Though they thrashed Hungary in such comprehensive fashion, scoring four goals without reply, the frailties were there. Defensive vulnerabilities were in fact hiding throughout the three matches in which they kept back-to-back-to-back clean sheets, the first time they had ever done so in the history of their European Championships.
Tactically, they were not organised enough and even when at their frightening best against the Hungarians - controlling the game for large periods and putting their opponents on the back foot - gaps were left at the back. It was only Hungary's disappointing finishing that meant they didn't exploit such opportunities.
Their defending for the three goals against Wales showcased the cracks that had been papered over in the previous games. Hal Robson Kanu's Cruyff turn only served to rub salt into the wounds.
Belgium were outclassed by a team 24 places below them in the FIFA World Rankings. That puts them lower than Costa Rica, Romania and even Hungary, the same team they put to the sword less than a week ago.
But to dismiss them as just that would be a huge, huge discredit to the Wales team. Everyone knows the rankings are hardly representative of actual quality and they were the opposite of Belgium on the night. This was the calibre of performance that has typified their last 18 months as a nation: committed, indefatigable and fearless. Stronger together, as their slogan goes. That shows in their matches.
Belgium must learn to become greater than the sum of their parts
It's incredible what a bit of belief and confidence can do for a team, and it's even more incredible how good such a side can become as a strong, unified collective.

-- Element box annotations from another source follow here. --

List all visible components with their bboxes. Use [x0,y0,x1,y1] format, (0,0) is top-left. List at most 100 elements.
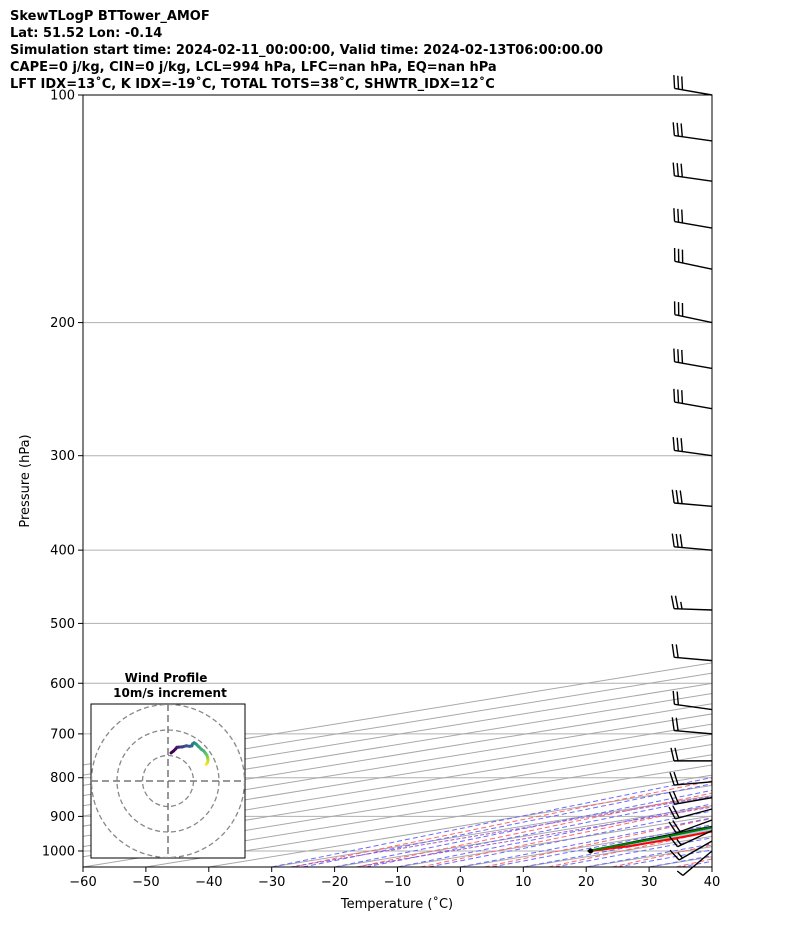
y-tick-label: 400 [50,544,75,559]
barb-flag [681,390,684,404]
x-tick-label: −50 [132,875,159,890]
x-tick-label: −30 [258,875,285,890]
moist-adiabat-line [744,95,794,867]
isotherm-line [83,723,712,827]
barb-flag [672,805,680,819]
isotherm-line [397,815,712,867]
axes: −60 −50 −40 −30 −20 −10 0 10 20 30 40 100 200 300 400 5… [42,75,720,890]
wind-barb [672,162,713,182]
mixing-ratio-line [290,795,712,867]
y-tick-label: 1000 [42,844,75,859]
barb-flag [677,75,680,90]
x-tick-label: −60 [69,875,96,890]
dry-adiabat-line [675,858,712,867]
barb-flag [672,690,676,705]
barb-flag [680,438,683,452]
barb-flag [676,437,680,452]
wind-barb [673,388,713,410]
x-tick-label: 30 [641,875,658,890]
barb-shaft [682,850,713,876]
x-axis-title: Temperature (˚C) [340,896,453,912]
barb-flag [680,123,683,137]
isotherm-line [83,713,712,817]
barb-flag [675,490,679,504]
surface-parcel-marker [588,848,594,854]
barb-flag [676,122,680,137]
dry-adiabat-line [484,817,712,867]
y-tick-label: 300 [50,449,75,464]
wind-barb [673,247,713,270]
isotherm-line [711,866,712,867]
barb-shaft [674,546,713,551]
wind-barb [672,437,713,457]
barb-shaft [674,449,713,457]
barb-flag [670,747,675,762]
barb-flag [671,489,675,504]
dry-adiabat-line [740,95,794,867]
barb-flag [675,644,679,658]
wind-barb [671,489,713,508]
barb-flag [676,691,680,705]
barb-flag [674,595,679,609]
wind-barb [668,790,713,805]
barb-flag [677,208,680,223]
chart-title: SkewTLogP BTTower_AMOF [10,9,210,24]
barb-flag [677,349,680,363]
isotherm-line [271,795,712,867]
barb-shaft [675,808,713,820]
isotherm-line [586,846,712,867]
wind-barb [671,717,713,735]
moist-adiabat-line [617,849,712,867]
dry-adiabat-line [611,844,712,867]
dry-adiabat-line [293,780,712,867]
chart-header: SkewTLogP BTTower_AMOF Lat: 51.52 Lon: -… [10,8,603,93]
location-line: Lat: 51.52 Lon: -0.14 [10,26,163,41]
x-tick-label: −40 [195,875,222,890]
barb-half-flag [676,870,684,876]
barb-flag [668,821,677,834]
barb-flag [673,771,679,785]
barb-flag [671,643,675,658]
barb-shaft [673,607,713,611]
dry-adiabat-line [420,805,712,867]
wind-barb [669,771,713,786]
barb-flag [676,163,680,177]
x-tick-label: 40 [704,875,721,890]
stability-line: CAPE=0 j/kg, CIN=0 j/kg, LCL=994 hPa, LF… [10,60,497,75]
x-tick-label: −20 [321,875,348,890]
x-tick-label: 10 [515,875,532,890]
isotherm-line [83,662,712,766]
isotherm-line [334,805,712,867]
barb-flag [681,209,684,223]
barb-flag [672,162,676,176]
isotherm-line [83,703,712,807]
barb-flag [671,533,675,547]
isotherm-line [460,825,712,867]
y-tick-label: 100 [50,89,75,104]
barb-shaft [674,361,713,370]
barb-flag [669,772,675,786]
barb-flag [672,820,681,833]
inset-subtitle: 10m/s increment [113,686,227,700]
isotherm-line [83,682,712,786]
wind-barb [671,643,713,662]
barb-shaft [674,220,713,229]
time-line: Simulation start time: 2024-02-11_00:00:… [10,43,603,58]
y-tick-label: 600 [50,677,75,692]
barb-half-flag [677,852,684,859]
hodograph-segment [169,749,176,755]
isotherm-line [775,95,794,867]
barb-flag [675,717,679,732]
barb-flag [668,806,676,820]
y-tick-label: 200 [50,316,75,331]
barb-shaft [674,175,713,182]
wind-barb [671,533,713,551]
barb-flag [681,349,684,364]
moist-adiabat-line [711,866,712,867]
barb-flag [679,490,683,504]
x-tick-label: 20 [578,875,595,890]
isotherm-line [83,733,712,837]
moist-adiabat-line [365,796,712,867]
barb-flag [673,75,676,89]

Again, a stark contrast to Belgium's unco-ordinated mess, Wales were everything the Belgians must now aim to become.
The result regurgitated many of the problems that have been discussed in Wilmots' time in charge. Have they really progressed under him? Despite now being recognised as one of Europe's brightest young squads, have they done anything to justify their reputation?
Evidence suggests that they haven't. Despite their rise to the top of the FIFA World Rankings last year, having been a record-worst 66th in only 2009, they have never really managed to substantiate such a billing against the biggest and best teams.
This, undoubtedly, is the best group of footballers Belgium have produced - and may ever produce for a long, long time - and the simple matter of fact is that they have massively underperformed. Would a better coach change their fortunes? On the base of their performances over the summer, you could certainly suggest so.
Whether Wilmots remains the manager or not, things have to change. Of course, it wasn't all bad. Belgium improved from the World Cup two years ago. At times, they looked like the team many touted them to become. But, they didn't improve enough. They didn't look like that team consistently enough.
Their squad should have seen off Wales and their minimum expectation, even before they learned their possible route to the final, should have been to reach the semi-finals. But they didn't, and it's the manner in which they failed to do so which will hurt them the most.
After the display against Hungary, their finest showing yet of the talent they have going forward, they followed it up with a limp and lifeless display. One which aptly summed up their campaign overall; not good enough.
Their squad for the 2018 World Cup will likely include a vast majority of those from this tournament, the difference simply must be then that they are a team with an established formula, and familiarity, in order to ensure their legacy does not become one of unfulfilled potential.